A Search Engine for Natural Language Applications

  • Michael Cafarella | University of Washington

Many modern natural language-processing applications utilize search engines to locate large numbers of Web documents or to compute statistics over the Web corpus. Yet Web search engines are designed and optimized for simple human queries—they are not well suited to support such applications. As a result, these applications are forced to issue millions of successive queries resulting in unnecessary search engine load and in slow applications with limited scalability.

As a replacement, we propose the Bindings Engine (BE), which supports queries that contain typed variables and string-processing functions.

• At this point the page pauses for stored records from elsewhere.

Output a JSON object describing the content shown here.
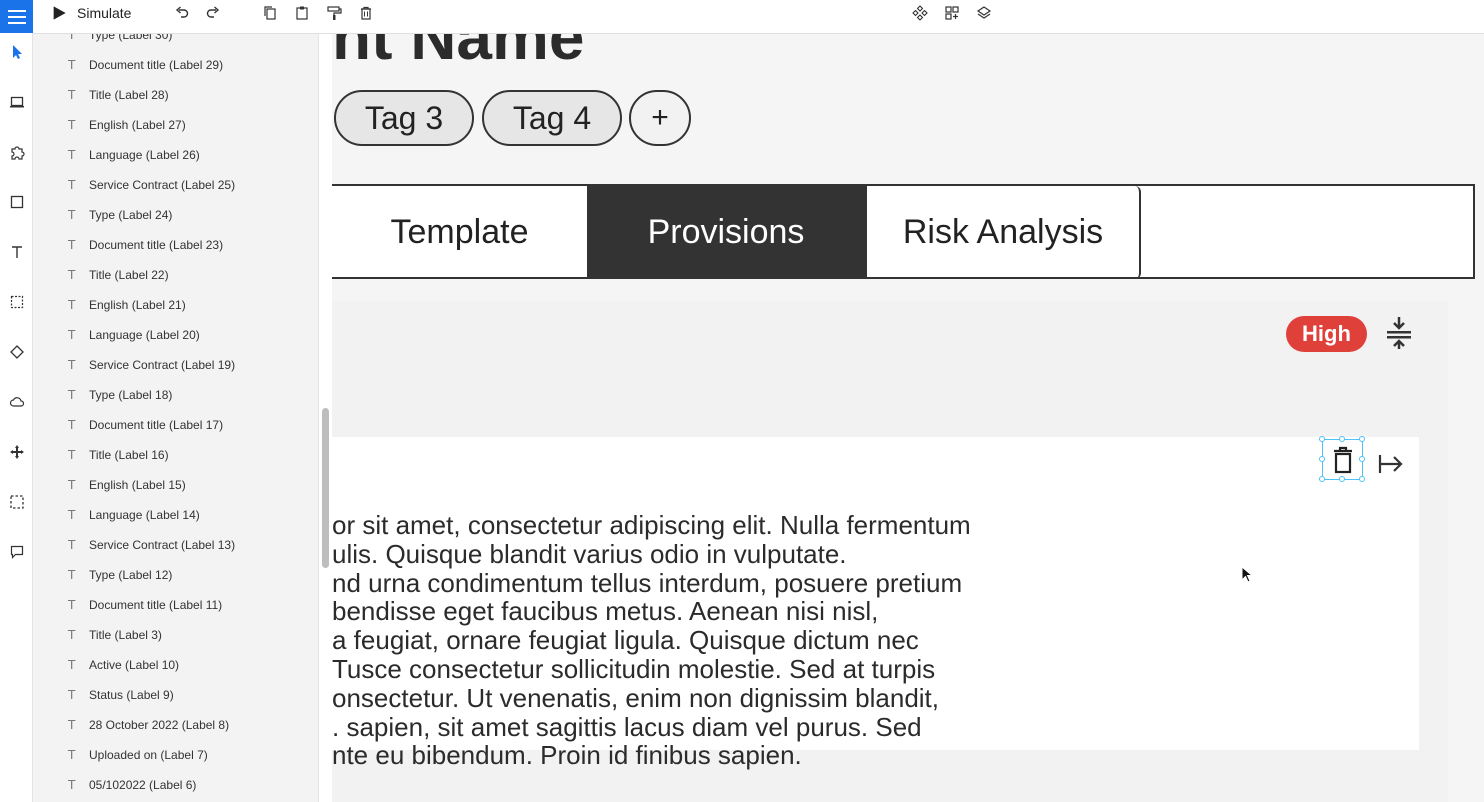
{
  "toolbar": {
    "simulate_label": "Simulate",
    "icons": [
      "play-icon",
      "undo-icon",
      "redo-icon",
      "copy-icon",
      "paste-icon",
      "format-painter-icon",
      "delete-icon",
      "component-icon",
      "grid-add-icon",
      "layers-icon"
    ]
  },
  "rail": {
    "icons": [
      "menu-icon",
      "pointer-icon",
      "laptop-icon",
      "puzzle-icon",
      "rectangle-icon",
      "text-icon",
      "dotted-rect-icon",
      "diamond-icon",
      "cloud-icon",
      "move-icon",
      "selection-icon",
      "comment-icon"
    ]
  },
  "layers": {
    "items": [
      "Type (Label 30)",
      "Document title (Label 29)",
      "Title (Label 28)",
      "English (Label 27)",
      "Language (Label 26)",
      "Service Contract (Label 25)",
      "Type (Label 24)",
      "Document title (Label 23)",
      "Title (Label 22)",
      "English (Label 21)",
      "Language (Label 20)",
      "Service Contract (Label 19)",
      "Type (Label 18)",
      "Document title (Label 17)",
      "Title (Label 16)",
      "English (Label 15)",
      "Language (Label 14)",
      "Service Contract (Label 13)",
      "Type (Label 12)",
      "Document title (Label 11)",
      "Title (Label 3)",
      "Active (Label 10)",
      "Status (Label 9)",
      "28 October 2022 (Label 8)",
      "Uploaded on (Label 7)",
      "05/102022 (Label 6)"
    ]
  },
  "canvas": {
    "title": "nt Name",
    "tags": [
      "Tag 3",
      "Tag 4"
    ],
    "add_tag": "+",
    "tabs": [
      "Template",
      "Provisions",
      "Risk Analysis"
    ],
    "active_tab": "Provisions",
    "risk_badge": "High",
    "body_text": "or sit amet, consectetur adipiscing elit. Nulla fermentum\nulis. Quisque blandit varius odio in vulputate.\nnd urna condimentum tellus interdum, posuere pretium\nbendisse eget faucibus metus. Aenean nisi nisl,\na feugiat, ornare feugiat ligula. Quisque dictum nec\nTusce consectetur sollicitudin molestie. Sed at turpis\nonsectetur. Ut venenatis, enim non dignissim blandit,\n. sapien, sit amet sagittis lacus diam vel purus. Sed\nnte eu bibendum. Proin id finibus sapien."
  },
  "colors": {
    "accent": "#1a73e8",
    "badge_red": "#e0403a",
    "selection": "#4fc3f7",
    "dark_tab": "#333333"
  }
}
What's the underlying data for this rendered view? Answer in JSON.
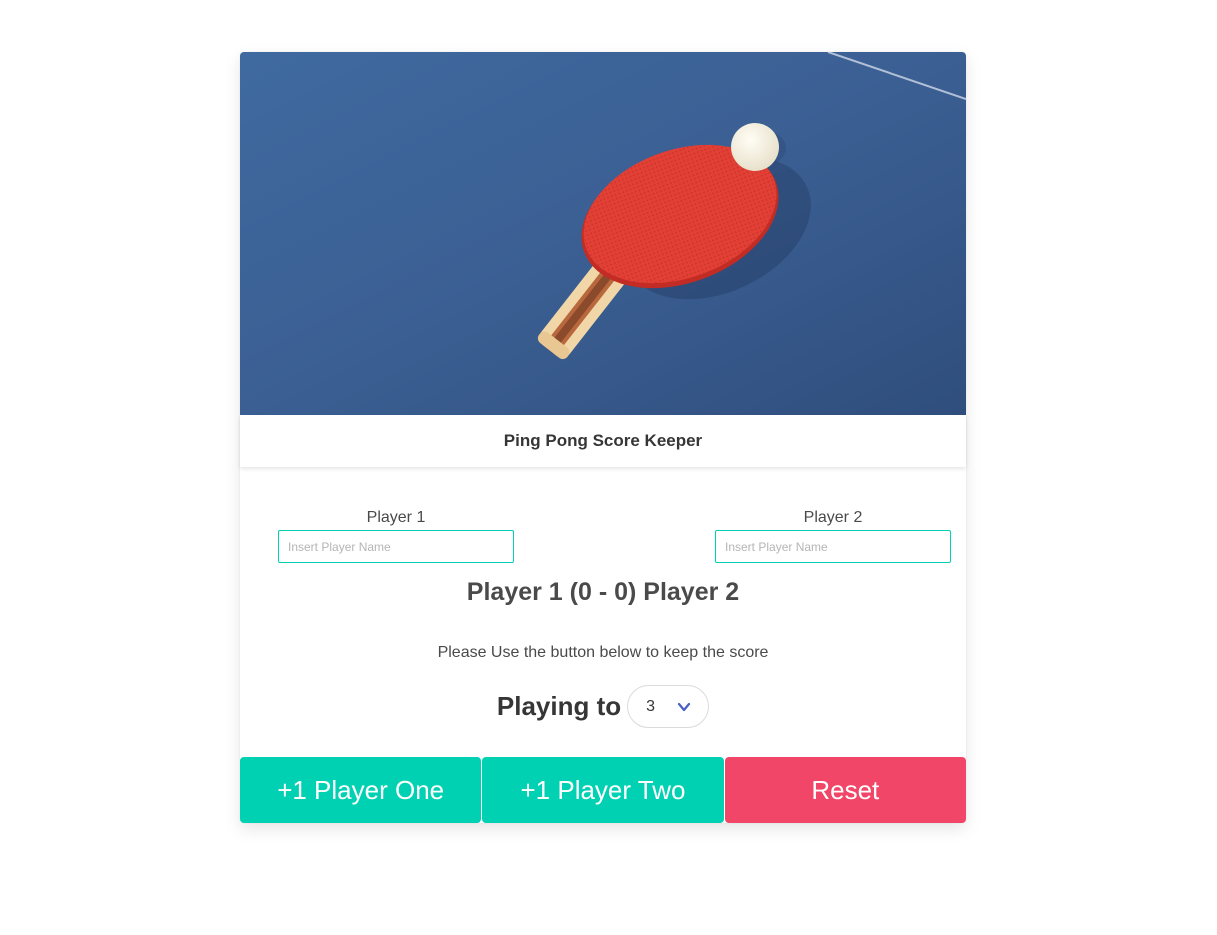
{
  "card": {
    "header_title": "Ping Pong Score Keeper"
  },
  "players": [
    {
      "label": "Player 1",
      "placeholder": "Insert Player Name",
      "value": ""
    },
    {
      "label": "Player 2",
      "placeholder": "Insert Player Name",
      "value": ""
    }
  ],
  "score": {
    "display": "Player 1 (0 - 0) Player 2",
    "player1_name": "Player 1",
    "player2_name": "Player 2",
    "player1_score": 0,
    "player2_score": 0
  },
  "instructions": "Please Use the button below to keep the score",
  "playing_to": {
    "label": "Playing to",
    "selected": "3"
  },
  "buttons": {
    "player_one": "+1 Player One",
    "player_two": "+1 Player Two",
    "reset": "Reset"
  },
  "colors": {
    "primary": "#00d1b2",
    "danger": "#f14668",
    "table_blue": "#3c6194",
    "paddle_red": "#e23f35"
  },
  "icons": {
    "select_arrow": "chevron-down-icon",
    "hero": "ping-pong-paddle-and-ball-image"
  }
}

These primitives are well-suited to the needs of natural language applications. Further, BE’s novel neighborhood index enables it to process such queries very efficiently. As a result, BE can yield several orders of magnitude of speedup for large-scale applications, incurring only a modest cost in index storage space and computation overhead.

Speaker Details

Michael Cafarella is a Ph.D. candidate in Computer Science at the University of Washington, under the supervision of Dan Suciu and Oren Etzioni. His research focus is databases and artificial intelligence, with a particular emphasis on information extraction. He is especially interested in applying his research to Web data. In addition to his Ph.D. studies, Mike has worked as an intern at Google and as an engineer at two successful startups. He is also the co-creator of the Hadoop open-source project, which is deployed widely in both academia and industry.